Proposta busca tornar mais rigorosos os critérios para a concessão da Justiça gratuita, direcionando o benefício a pessoas que comprovem não ter condições de arcar com os custos do processo.

O Plenário do Senado Federal aprovou o Projeto de Lei (PL) nº 2.239/2022, que altera o Código de Processo Civil (CPC) para estabelecer critérios mais objetivos na concessão da gratuidade da Justiça. A proposta exige a comprovação da condição de vulnerabilidade econômica para a obtenção do benefício.

O texto aprovado é um substitutivo apresentado pelo relator, senador Hamilton Mourão (Republicanos-RS). Como sofreu alterações em relação à versão aprovada pela Câmara dos Deputados, o projeto retorna para nova análise dos deputados antes de seguir para eventual sanção presidencial.

O que é a gratuidade da Justiça?

A gratuidade da Justiça é um benefício previsto na legislação brasileira que isenta pessoas sem condições financeiras do pagamento de despesas relacionadas ao processo judicial, como custas, taxas, honorários periciais e outros custos necessários para o acesso ao Poder Judiciário.

O que muda com o projeto?

Atualmente, o Código de Processo Civil estabelece que a declaração de insuficiência de recursos apresentada pelo interessado possui presunção de veracidade, salvo quando houver contestação ou indícios de que a pessoa possui capacidade financeira.

Com a proposta aprovada pelo Senado, a concessão do benefício passará a depender do cumprimento de critérios objetivos previstos em lei. A intenção, segundo os defensores da medida, é reduzir fraudes e garantir que a gratuidade seja destinada apenas a quem realmente necessita.

Quais serão os critérios?

Se o projeto for aprovado definitivamente, o interessado deverá comprovar que atende a pelo menos um dos requisitos previstos na legislação. Entre eles estão:

– renda líquida mensal de até dois salários mínimos, calculada pela média dos últimos três meses;
– inscrição no Cadastro Único para Programas Sociais do Governo Federal (CadÚnico);
– assistência jurídica prestada pela Defensoria Pública;
– isenção da apresentação da Declaração Anual do Imposto de Renda.

Na prática, a simples declaração de hipossuficiência deixará de ser suficiente, sendo necessária a apresentação de documentos que comprovem a situação econômica do requerente.

Grupos terão direito garantido

O projeto também mantém proteção especial para grupos considerados mais vulneráveis. Nesses casos, a gratuidade da Justiça será assegurada desde que a condição esteja devidamente caracterizada.



Estão entre os beneficiários:

– mulheres vítimas de violência doméstica;
– familiares de vítimas de crimes que resultaram em morte, em ações de reparação civil;
– integrantes de comunidades indígenas;
– integrantes de comunidades quilombolas;
– pessoas assistidas pela Defensoria Pública.

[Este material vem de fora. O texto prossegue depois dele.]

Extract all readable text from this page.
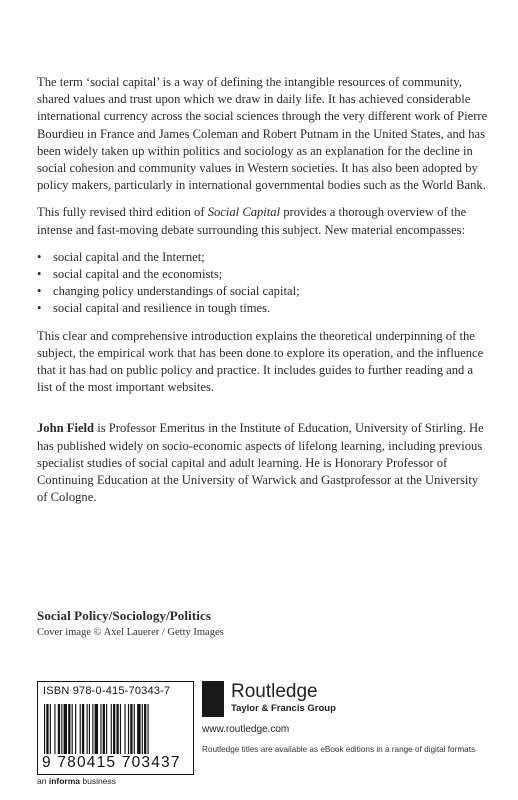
The term ‘social capital’ is a way of defining the intangible resources of community, shared values and trust upon which we draw in daily life. It has achieved considerable international currency across the social sciences through the very different work of Pierre Bourdieu in France and James Coleman and Robert Putnam in the United States, and has been widely taken up within politics and sociology as an explanation for the decline in social cohesion and community values in Western societies. It has also been adopted by policy makers, particularly in international governmental bodies such as the World Bank.

This fully revised third edition of Social Capital provides a thorough overview of the intense and fast-moving debate surrounding this subject. New material encompasses:

• social capital and the Internet;
• social capital and the economists;
• changing policy understandings of social capital;
• social capital and resilience in tough times.

This clear and comprehensive introduction explains the theoretical underpinning of the subject, the empirical work that has been done to explore its operation, and the influence that it has had on public policy and practice. It includes guides to further reading and a list of the most important websites.

John Field is Professor Emeritus in the Institute of Education, University of Stirling. He has published widely on socio-economic aspects of lifelong learning, including previous specialist studies of social capital and adult learning. He is Honorary Professor of Continuing Education at the University of Warwick and Gastprofessor at the University of Cologne.

Social Policy/Sociology/Politics
Cover image © Axel Lauerer / Getty Images
ISBN 978-0-415-70343-7
9 780415 703437
an informa business
ROUTLEDGE Routledge
Taylor & Francis Group
www.routledge.com
Routledge titles are available as eBook editions in a range of digital formats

Objetivo é combater fraudes

De acordo com a justificativa da proposta, o objetivo é tornar a concessão da gratuidade da Justiça mais eficiente, direcionando o benefício às pessoas que realmente não possuem condições de arcar com as despesas processuais.

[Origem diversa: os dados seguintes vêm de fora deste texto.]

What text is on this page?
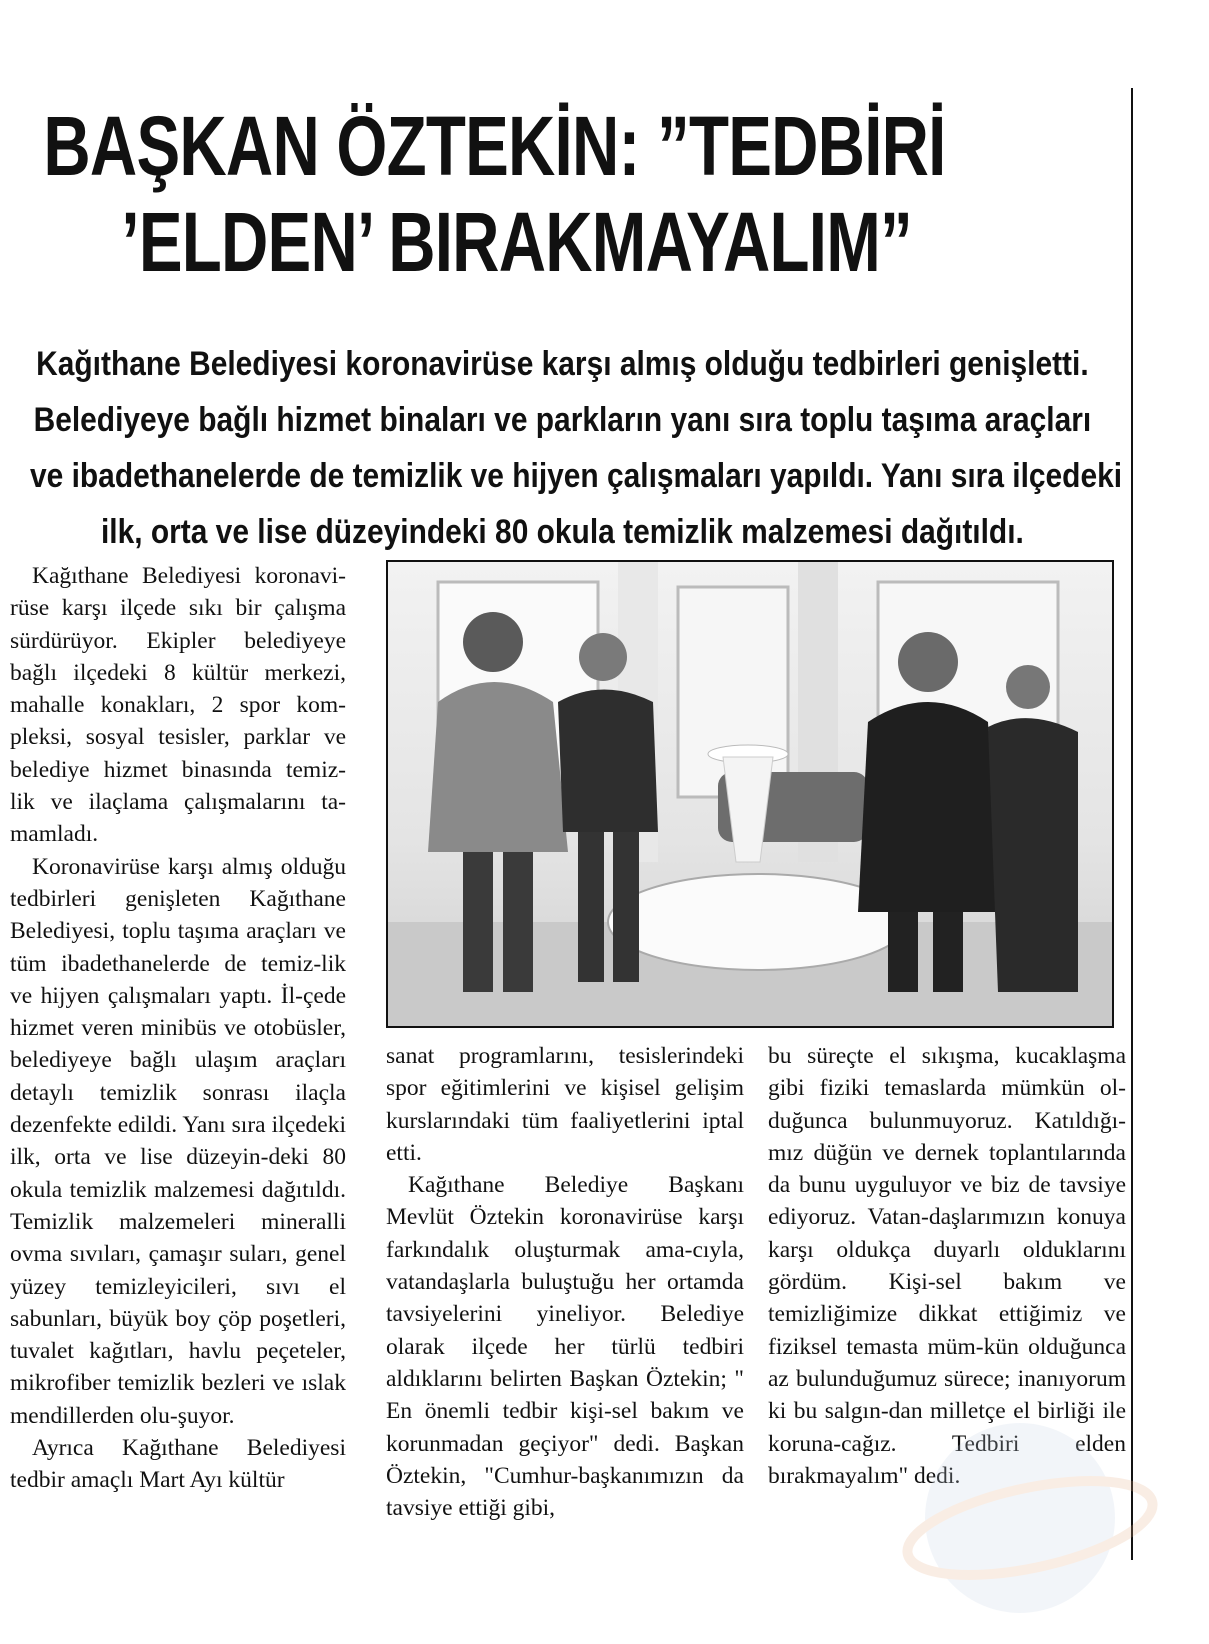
BAŞKAN ÖZTEKİN: ”TEDBİRİ
’ELDEN’ BIRAKMAYALIM”
Kağıthane Belediyesi koronavirüse karşı almış olduğu tedbirleri genişletti.
Belediyeye bağlı hizmet binaları ve parkların yanı sıra toplu taşıma araçları
ve ibadethanelerde de temizlik ve hijyen çalışmaları yapıldı. Yanı sıra ilçedeki
ilk, orta ve lise düzeyindeki 80 okula temizlik malzemesi dağıtıldı.

Kağıthane Belediyesi koronavi-rüse karşı ilçede sıkı bir çalışma sürdürüyor. Ekipler belediyeye bağlı ilçedeki 8 kültür merkezi, mahalle konakları, 2 spor kom-pleksi, sosyal tesisler, parklar ve belediye hizmet binasında temiz-lik ve ilaçlama çalışmalarını ta-mamladı.

Koronavirüse karşı almış olduğu tedbirleri genişleten Kağıthane Belediyesi, toplu taşıma araçları ve tüm ibadethanelerde de temiz-lik ve hijyen çalışmaları yaptı. İl-çede hizmet veren minibüs ve otobüsler, belediyeye bağlı ulaşım araçları detaylı temizlik sonrası ilaçla dezenfekte edildi. Yanı sıra ilçedeki ilk, orta ve lise düzeyin-deki 80 okula temizlik malzemesi dağıtıldı. Temizlik malzemeleri mineralli ovma sıvıları, çamaşır suları, genel yüzey temizleyicileri, sıvı el sabunları, büyük boy çöp poşetleri, tuvalet kağıtları, havlu peçeteler, mikrofiber temizlik bezleri ve ıslak mendillerden olu-şuyor.

Ayrıca Kağıthane Belediyesi tedbir amaçlı Mart Ayı kültür

sanat programlarını, tesislerindeki spor eğitimlerini ve kişisel gelişim kurslarındaki tüm faaliyetlerini iptal etti.

Kağıthane Belediye Başkanı Mevlüt Öztekin koronavirüse karşı farkındalık oluşturmak ama-cıyla, vatandaşlarla buluştuğu her ortamda tavsiyelerini yineliyor. Belediye olarak ilçede her türlü tedbiri aldıklarını belirten Başkan Öztekin; " En önemli tedbir kişi-sel bakım ve korunmadan geçiyor" dedi. Başkan Öztekin, "Cumhur-başkanımızın da tavsiye ettiği gibi,

bu süreçte el sıkışma, kucaklaşma gibi fiziki temaslarda mümkün ol-duğunca bulunmuyoruz. Katıldığı-mız düğün ve dernek toplantılarında da bunu uyguluyor ve biz de tavsiye ediyoruz. Vatan-daşlarımızın konuya karşı oldukça duyarlı olduklarını gördüm. Kişi-sel bakım ve temizliğimize dikkat ettiğimiz ve fiziksel temasta müm-kün olduğunca az bulunduğumuz sürece; inanıyorum ki bu salgın-dan milletçe el birliği ile koruna-cağız. Tedbiri elden bırakmayalım" dedi.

Os parlamentares favoráveis ao projeto argumentam que a definição de critérios objetivos pode reduzir pedidos considerados indevidos e contribuir para o melhor funcionamento do sistema de Justiça.

Projeto ainda não entrou em vigor

Apesar da aprovação pelo Senado, as novas regras ainda não têm validade.

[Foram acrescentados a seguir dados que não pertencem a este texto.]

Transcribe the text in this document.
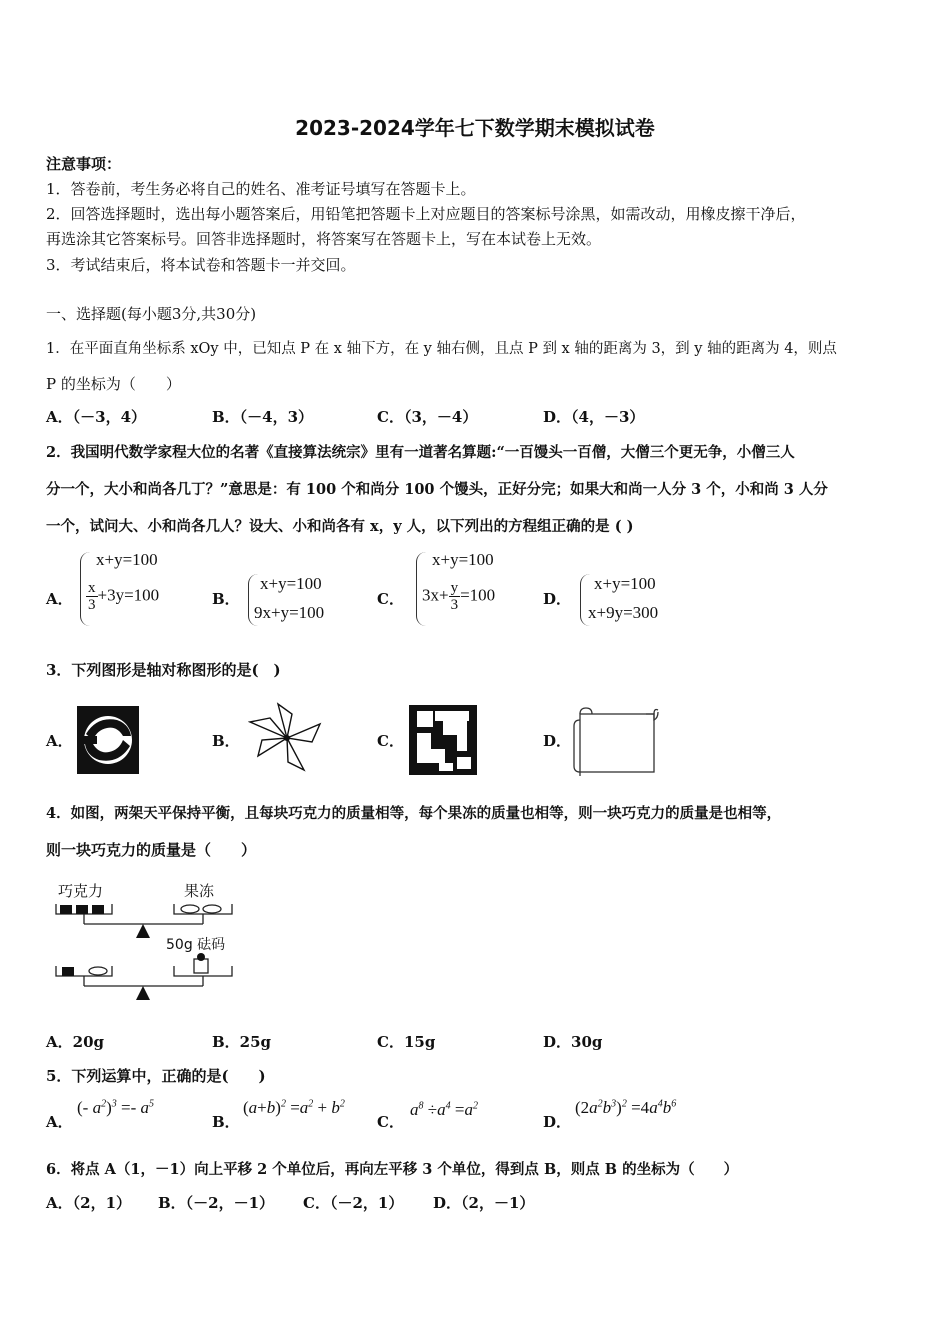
2023-2024学年七下数学期末模拟试卷
注意事项：
1．答卷前，考生务必将自己的姓名、准考证号填写在答题卡上。
2．回答选择题时，选出每小题答案后，用铅笔把答题卡上对应题目的答案标号涂黑，如需改动，用橡皮擦干净后，
再选涂其它答案标号。回答非选择题时，将答案写在答题卡上，写在本试卷上无效。
3．考试结束后，将本试卷和答题卡一并交回。
一、选择题(每小题3分,共30分)
1．在平面直角坐标系 xOy 中，已知点 P 在 x 轴下方，在 y 轴右侧，且点 P 到 x 轴的距离为 3，到 y 轴的距离为 4，则点
P 的坐标为（　　）
A．（－3，4）	B．（－4，3）	C．（3，－4）	D．（4，－3）
2．我国明代数学家程大位的名著《直接算法统宗》里有一道著名算题:“一百馒头一百僧，大僧三个更无争，小僧三人
分一个，大小和尚各几丁？”意思是：有 100 个和尚分 100 个馒头，正好分完；如果大和尚一人分 3 个，小和尚 3 人分
一个，试问大、小和尚各几人？设大、小和尚各有 x，y 人，以下列出的方程组正确的是 ( )
A．
x+y=100
$\frac{x}{3} +3y=100$	B．
x+y=100
9x+y=100
C．
x+y=100
$3x+ \frac{y}{3} =100$	D．
x+y=100
x+9y=300
3．下列图形是轴对称图形的是(　)
A．	B．	C．	D．
4．如图，两架天平保持平衡，且每块巧克力的质量相等，每个果冻的质量也相等，则一块巧克力的质量是也相等，
则一块巧克力的质量是（　　）
巧克力	果冻
50g 砝码
A．20g	B．25g	C．15g	D．30g
5．下列运算中，正确的是(　　)
A．
(- $a^2)^3 =- a^5$
B．
$(a+b)^2 =a^2 + b^2$
C．
$a^8 \div a^4 =a^2$
D．
$(2a^2b^3)^2 =4a^4b^6$
6．将点 A（1，－1）向上平移 2 个单位后，再向左平移 3 个单位，得到点 B，则点 B 的坐标为（　　）
A．（2，1） B．（－2，－1） C．（－2，1） D．（2，－1）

Como o texto foi modificado durante a tramitação, ele precisa ser novamente apreciado pela Câmara dos Deputados. Somente após aprovação pelas duas Casas do Congresso Nacional e eventual sanção presidencial é que as mudanças poderão entrar em vigor.

Até lá, continuam valendo as regras atuais do Código de Processo Civil, segundo as quais a declaração de insuficiência de recursos permanece como base para a concessão da gratuidade da Justiça, podendo ser contestada quando houver elementos que indiquem capacidade financeira do solicitante.